The Supreme Court on Thursday said it cannot sit in judgment over commercial decisions taken by parties to an agreement after evaluating the contract’s financial implications, unless such decisions were in clear violation of any statutory provisions or perverse or for extraneous considerations or improper motives.A Bench of Justices K.S. Radhakrishnan and Dipak Misra dismissed a public interest litigation petition that sought a direction to the Centre to scrap the Cairn-Vedanta deal and a CBI probe.

The petitioner, Bangalore-based financial expert and lawyer Arun Kumar Agrawal, quoting a CAG report, had alleged that the country had suffered a loss of about Rs. 1 lakh crore in the tie-up between Cairn Energy and Vedanta — wherein the latter acquired shares of Cairn India — for oil exploration.

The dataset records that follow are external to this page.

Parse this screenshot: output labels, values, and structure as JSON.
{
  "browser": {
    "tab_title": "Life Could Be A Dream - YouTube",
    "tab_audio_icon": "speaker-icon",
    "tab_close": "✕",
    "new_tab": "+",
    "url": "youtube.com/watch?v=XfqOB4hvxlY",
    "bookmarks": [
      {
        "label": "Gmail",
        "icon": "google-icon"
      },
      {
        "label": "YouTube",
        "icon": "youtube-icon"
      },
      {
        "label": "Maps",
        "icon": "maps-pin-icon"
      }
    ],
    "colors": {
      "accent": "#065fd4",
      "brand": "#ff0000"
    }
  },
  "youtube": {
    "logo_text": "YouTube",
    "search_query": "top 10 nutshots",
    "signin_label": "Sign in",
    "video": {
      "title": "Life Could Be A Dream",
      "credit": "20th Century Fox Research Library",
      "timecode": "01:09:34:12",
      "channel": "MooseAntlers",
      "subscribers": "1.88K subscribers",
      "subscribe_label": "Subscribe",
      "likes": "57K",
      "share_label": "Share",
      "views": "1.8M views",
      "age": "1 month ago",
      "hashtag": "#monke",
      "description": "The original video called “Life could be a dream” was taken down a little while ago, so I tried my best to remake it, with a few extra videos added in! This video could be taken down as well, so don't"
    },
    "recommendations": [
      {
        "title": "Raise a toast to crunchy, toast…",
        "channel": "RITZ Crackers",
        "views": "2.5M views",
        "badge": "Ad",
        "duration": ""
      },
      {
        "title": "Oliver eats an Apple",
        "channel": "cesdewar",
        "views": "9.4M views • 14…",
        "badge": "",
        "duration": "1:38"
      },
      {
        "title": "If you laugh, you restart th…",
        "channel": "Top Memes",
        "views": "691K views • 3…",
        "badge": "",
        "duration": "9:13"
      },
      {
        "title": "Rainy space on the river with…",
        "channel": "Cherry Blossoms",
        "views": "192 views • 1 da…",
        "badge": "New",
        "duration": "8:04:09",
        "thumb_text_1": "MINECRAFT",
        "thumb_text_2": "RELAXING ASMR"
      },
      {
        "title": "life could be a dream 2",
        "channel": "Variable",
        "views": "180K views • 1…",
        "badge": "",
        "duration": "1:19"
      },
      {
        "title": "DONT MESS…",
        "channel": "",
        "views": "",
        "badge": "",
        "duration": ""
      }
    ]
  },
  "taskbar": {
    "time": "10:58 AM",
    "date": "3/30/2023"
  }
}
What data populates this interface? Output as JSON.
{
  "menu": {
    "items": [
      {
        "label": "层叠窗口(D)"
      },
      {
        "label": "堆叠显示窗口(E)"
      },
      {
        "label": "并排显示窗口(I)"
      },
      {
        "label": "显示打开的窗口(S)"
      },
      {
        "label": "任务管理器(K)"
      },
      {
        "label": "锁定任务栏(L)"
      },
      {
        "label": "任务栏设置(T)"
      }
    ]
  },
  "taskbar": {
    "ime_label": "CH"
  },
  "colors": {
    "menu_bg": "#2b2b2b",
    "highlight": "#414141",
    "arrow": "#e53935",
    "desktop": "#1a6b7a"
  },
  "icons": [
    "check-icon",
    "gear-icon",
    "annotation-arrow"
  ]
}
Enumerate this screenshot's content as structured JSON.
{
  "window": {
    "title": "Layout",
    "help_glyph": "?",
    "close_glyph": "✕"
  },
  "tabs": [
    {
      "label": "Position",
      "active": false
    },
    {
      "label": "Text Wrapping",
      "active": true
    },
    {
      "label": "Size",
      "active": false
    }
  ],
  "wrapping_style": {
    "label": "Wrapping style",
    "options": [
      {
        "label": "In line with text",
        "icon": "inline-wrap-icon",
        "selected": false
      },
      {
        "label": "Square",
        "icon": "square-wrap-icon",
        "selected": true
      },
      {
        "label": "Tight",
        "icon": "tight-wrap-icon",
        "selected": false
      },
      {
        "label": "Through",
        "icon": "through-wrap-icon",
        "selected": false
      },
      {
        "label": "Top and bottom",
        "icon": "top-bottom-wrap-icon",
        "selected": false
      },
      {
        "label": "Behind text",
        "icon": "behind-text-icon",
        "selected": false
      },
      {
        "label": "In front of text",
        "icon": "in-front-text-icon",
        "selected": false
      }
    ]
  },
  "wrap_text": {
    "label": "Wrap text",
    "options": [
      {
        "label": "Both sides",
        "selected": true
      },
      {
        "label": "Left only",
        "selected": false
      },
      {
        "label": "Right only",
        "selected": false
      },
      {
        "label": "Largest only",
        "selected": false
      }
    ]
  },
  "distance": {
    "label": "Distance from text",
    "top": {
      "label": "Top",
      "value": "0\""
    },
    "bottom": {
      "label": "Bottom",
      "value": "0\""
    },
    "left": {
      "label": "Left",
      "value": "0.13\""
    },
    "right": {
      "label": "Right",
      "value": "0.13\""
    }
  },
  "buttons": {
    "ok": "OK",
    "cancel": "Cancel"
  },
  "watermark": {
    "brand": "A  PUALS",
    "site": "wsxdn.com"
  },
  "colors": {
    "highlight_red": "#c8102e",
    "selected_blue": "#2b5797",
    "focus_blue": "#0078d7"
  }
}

Writing the judgment, Justice Radhakrishnan said, “We notice that ONGC and the Government of India have considered various commercial and technical aspects flowing from the Production Sharing Contract and also advantages that ONGC would derive if the Cairn-Vedanta deal was approved.”

Holding that States and their instrumentalities could enter into contracts that may involve complex economic factors, the Bench said it found no merit in the petition. “…[the writ petition was filed] without appreciating or understanding the scope of the decision or the [decision-making] process concerning economic and commercial matters which gives States and its instrumentalities [the liberty] to take appropriate [decisions] after weighing [the] advantages and disadvantages of the same and this court is not justified in interfering with those decisions, especially when there is nothing to show that those decisions are contrary to law or actuated to mala fide or irrelevant considerations.”The Bench said economic decisions always had the element of risk arising from trial and error, and so long as a decision was bona fide, it could not be deemed to be arbitrary, capricious or illegal: “The State or State undertaking, being a party to a contract, have to make various decisions which they deem just and proper. There is always an element of risk in such decisions, ultimately it may turn out to be a correct decision or a wrong one. But if the decision is taken bona fide and in public interest, the mere fact that [the] decision has ultimately proved to be a wrong [one] [in] itself is not a ground to hold that the decision was mala fide or done with ulterior motives.”The Bench noted that the Ministry of Petroleum and Natural Gas had, on September 26, 2011, conveyed to Cairn U.K. and its affiliates and Vedanta U.K. that the Government of India was pleased to grant its consent to the Cairn-Vedanta deal subject to the fulfilment of the certain conditions — they had to give an undertaking that in the royalty payable be added to the project cost and thus made cost-recoverable, and that the arbitration case pertaining to cess be withdrawn. The Union of India could, in its wisdom, make Cairn agree to those conditions — clearly a business decision taken with good intention — since the fate of the arbitration proceedings could not be predicted.

Holding that it could not accept the CAG’s report in the instance case, the Bench said CAG reports were subject to parliamentary debates. It said: “It is possible that the PAC [Public Accounts Committee] can accept the ministry’s objection to the CAG report or reject [it]. The CAG, indisputably is an independent constitutional functionary. However, it is for Parliament to decide [on the report] after… the PAC [has made] its comments on [it]. We may, however, point out that since the report is from a constitutional functionary, it commands respect and cannot be brushed aside as such, but it is equally important to examine the comments [that] respective ministries have to offer on the report. The ministry can always point out if there is any mistake in the report or [if] the CAG has inappropriately appreciated the various issues.”